Grâce au soutien de la Coopération franco-québecoise, ce projet développe une université d’hiver à Montréal en mars 2024 et une université d’été qui se tiendra en juin 2024 à Toulouse, comprenant des temps d’échanges, de résidences artistiques, de workshops interdisciplinaires, ainsi que ce colloque international (les 13 et 14 juin).

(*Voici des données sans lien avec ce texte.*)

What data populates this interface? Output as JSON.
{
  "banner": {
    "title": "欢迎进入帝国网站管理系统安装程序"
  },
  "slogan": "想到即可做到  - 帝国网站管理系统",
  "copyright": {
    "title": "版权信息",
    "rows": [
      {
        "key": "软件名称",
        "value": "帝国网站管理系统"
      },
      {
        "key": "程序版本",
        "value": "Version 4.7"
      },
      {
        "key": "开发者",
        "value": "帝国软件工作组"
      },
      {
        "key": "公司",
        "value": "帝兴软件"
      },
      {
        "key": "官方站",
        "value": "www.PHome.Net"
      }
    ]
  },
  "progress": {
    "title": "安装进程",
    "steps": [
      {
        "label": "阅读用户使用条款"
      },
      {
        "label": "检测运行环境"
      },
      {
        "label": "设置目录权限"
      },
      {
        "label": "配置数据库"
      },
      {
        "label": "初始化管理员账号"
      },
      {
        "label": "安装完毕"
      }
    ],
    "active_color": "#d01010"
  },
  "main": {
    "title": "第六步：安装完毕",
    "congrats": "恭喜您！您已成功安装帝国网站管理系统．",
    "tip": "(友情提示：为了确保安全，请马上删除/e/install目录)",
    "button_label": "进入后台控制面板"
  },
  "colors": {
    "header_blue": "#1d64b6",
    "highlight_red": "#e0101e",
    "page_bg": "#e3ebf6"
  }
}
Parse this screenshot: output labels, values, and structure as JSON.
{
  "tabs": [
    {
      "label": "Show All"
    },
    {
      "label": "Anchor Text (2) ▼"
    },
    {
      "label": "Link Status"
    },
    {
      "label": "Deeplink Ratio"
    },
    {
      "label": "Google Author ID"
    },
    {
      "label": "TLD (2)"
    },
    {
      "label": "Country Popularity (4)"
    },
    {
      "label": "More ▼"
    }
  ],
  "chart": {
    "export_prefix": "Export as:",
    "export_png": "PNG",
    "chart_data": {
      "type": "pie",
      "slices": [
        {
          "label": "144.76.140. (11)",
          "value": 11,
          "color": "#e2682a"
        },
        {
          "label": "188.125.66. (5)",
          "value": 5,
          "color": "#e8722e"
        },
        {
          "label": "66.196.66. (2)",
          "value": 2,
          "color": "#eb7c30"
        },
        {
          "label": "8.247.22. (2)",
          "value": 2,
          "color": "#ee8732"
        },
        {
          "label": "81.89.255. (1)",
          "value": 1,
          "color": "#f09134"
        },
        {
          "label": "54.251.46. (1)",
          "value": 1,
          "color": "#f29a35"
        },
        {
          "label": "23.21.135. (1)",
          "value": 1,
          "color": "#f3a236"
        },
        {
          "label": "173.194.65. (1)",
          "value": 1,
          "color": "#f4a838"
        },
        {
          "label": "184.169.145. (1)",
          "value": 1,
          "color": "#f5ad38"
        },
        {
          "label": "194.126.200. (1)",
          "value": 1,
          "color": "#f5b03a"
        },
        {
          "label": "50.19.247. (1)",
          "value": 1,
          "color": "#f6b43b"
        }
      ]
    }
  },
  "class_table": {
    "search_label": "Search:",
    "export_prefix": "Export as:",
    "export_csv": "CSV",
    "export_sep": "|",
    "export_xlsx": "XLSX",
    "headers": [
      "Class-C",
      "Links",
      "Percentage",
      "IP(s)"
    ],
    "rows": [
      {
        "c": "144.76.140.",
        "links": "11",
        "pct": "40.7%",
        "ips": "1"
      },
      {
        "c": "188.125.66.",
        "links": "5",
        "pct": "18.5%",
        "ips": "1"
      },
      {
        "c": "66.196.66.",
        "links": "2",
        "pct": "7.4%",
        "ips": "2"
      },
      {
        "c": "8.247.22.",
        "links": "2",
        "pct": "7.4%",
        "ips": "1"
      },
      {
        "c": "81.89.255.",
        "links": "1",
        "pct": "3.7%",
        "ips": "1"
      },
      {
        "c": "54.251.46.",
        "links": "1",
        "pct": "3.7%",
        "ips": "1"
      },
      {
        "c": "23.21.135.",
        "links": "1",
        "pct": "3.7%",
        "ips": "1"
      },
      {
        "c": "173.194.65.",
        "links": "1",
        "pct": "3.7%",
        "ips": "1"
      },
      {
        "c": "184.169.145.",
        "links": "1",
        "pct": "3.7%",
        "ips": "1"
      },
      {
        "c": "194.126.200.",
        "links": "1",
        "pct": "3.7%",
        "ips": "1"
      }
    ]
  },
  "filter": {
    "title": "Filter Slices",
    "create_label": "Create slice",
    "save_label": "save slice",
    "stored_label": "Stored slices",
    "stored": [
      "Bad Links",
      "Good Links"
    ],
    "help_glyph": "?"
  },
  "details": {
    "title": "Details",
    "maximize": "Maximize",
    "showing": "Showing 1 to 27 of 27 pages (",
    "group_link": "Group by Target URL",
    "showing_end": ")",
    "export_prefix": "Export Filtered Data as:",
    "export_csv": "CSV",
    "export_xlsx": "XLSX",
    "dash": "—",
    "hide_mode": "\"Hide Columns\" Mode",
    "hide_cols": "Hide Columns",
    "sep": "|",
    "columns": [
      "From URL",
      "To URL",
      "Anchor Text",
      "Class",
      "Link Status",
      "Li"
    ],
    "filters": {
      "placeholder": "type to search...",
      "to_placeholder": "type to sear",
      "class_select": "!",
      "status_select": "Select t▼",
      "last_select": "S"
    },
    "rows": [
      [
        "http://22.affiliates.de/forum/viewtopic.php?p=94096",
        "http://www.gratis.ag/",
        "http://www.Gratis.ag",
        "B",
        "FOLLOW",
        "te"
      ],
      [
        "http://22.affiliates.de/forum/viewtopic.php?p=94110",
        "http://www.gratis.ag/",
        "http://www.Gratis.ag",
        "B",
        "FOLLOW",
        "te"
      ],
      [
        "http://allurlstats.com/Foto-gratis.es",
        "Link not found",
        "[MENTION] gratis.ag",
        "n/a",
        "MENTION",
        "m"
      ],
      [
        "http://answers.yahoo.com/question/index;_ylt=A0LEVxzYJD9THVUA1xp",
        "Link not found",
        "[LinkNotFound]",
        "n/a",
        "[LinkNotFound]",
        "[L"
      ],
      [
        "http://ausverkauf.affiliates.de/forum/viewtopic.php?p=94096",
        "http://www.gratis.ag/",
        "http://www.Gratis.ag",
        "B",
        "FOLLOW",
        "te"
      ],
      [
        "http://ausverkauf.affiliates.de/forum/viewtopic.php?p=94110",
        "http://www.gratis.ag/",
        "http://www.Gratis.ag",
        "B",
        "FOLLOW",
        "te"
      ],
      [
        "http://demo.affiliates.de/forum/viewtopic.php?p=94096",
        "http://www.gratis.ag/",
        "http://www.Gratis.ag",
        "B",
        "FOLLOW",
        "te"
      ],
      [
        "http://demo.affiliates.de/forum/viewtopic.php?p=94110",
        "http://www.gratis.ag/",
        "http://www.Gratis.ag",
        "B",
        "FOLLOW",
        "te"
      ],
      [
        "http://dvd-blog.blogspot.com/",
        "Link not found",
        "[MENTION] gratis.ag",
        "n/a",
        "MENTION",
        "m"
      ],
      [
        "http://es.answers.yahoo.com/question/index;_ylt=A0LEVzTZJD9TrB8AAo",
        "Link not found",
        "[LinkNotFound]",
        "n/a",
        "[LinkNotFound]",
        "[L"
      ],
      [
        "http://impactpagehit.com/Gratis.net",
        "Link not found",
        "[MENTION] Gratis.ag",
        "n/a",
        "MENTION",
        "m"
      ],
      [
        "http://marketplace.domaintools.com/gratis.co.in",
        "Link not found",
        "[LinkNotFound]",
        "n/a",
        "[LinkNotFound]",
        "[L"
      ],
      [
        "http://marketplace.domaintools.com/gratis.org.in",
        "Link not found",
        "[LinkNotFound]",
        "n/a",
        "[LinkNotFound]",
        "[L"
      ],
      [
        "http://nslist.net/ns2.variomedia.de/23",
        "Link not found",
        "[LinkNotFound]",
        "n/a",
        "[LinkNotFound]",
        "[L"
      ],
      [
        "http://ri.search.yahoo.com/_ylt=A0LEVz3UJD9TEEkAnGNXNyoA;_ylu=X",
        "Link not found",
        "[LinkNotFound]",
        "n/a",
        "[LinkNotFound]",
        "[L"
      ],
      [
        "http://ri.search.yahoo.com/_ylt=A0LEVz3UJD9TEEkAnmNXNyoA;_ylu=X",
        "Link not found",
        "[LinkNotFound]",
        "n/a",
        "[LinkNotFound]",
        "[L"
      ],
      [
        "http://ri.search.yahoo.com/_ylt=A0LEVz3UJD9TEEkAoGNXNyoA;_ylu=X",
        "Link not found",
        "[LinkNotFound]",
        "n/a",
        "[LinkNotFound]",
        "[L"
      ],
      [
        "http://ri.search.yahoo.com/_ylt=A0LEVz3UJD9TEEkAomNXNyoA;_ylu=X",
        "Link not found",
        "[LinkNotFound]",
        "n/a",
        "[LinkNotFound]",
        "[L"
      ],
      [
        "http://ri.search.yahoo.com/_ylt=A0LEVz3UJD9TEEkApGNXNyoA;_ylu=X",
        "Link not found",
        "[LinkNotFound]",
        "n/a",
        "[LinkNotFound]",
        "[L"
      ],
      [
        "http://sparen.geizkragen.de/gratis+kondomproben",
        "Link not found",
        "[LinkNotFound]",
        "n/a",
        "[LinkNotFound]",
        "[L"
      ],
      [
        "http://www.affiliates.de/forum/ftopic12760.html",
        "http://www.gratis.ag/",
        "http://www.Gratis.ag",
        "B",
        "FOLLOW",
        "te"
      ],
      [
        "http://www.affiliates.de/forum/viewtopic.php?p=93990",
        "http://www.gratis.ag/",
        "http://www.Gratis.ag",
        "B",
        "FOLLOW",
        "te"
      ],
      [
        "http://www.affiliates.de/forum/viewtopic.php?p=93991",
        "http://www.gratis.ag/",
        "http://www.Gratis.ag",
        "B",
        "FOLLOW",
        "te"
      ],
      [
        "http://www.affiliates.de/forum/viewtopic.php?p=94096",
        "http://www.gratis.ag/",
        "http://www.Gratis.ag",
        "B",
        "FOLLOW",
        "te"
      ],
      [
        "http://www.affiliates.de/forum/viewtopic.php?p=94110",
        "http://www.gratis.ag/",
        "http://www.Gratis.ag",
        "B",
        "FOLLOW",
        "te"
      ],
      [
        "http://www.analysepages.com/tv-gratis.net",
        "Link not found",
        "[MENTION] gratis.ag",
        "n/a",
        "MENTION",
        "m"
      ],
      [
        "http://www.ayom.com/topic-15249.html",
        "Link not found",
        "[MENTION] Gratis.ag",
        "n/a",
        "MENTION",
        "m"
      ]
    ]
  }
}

L’objet de ces deux journées de colloque consiste à envisager, sous une forme spéculative et dans une perspective croisée arts et sciences, le processus du métabolisme qui résulte d’échanges complexes entre l’humain et son environnement, soit un ensemble de réactions de synthèse et de dégradation qui génère des matériaux et de l’énergie. Le contexte actuel de catastrophe écologique et d’omniprésence technologique soulève à nouveau la question de la condition humaine et invite spontanément à favoriser des collaborations avec différents champs disciplinaires et des interactions renforcées entre les humains et les autres entités terrestres. Par entités terrestres, nous entendons les éléments et êtres naturels, ainsi que les intelligences artificielles (IA), puisque les algorithmes s’ancrent dans des objets fonctionnant grâce aux ressources terrestres. L’activité artistique, comprise comme productrice de formes et d’énergie (de sensations qui animent), se trouve être un terreau particulièrement propice à ces dialogues avec les sciences. Il existe toute une littérature scientifique qui, face à de tels enjeux vitaux, accorde un rôle prépondérant à l’imaginaire humain et à la création (1). Comment cela permet-il de (re)discuter les contours de l’humain, sous l’angle, non plus de la spécificité humaine, mais de la spécificité terrestre – en cherchant ce qui lie l’humain aux autres entités terrestres plus que ce qui le différencie ?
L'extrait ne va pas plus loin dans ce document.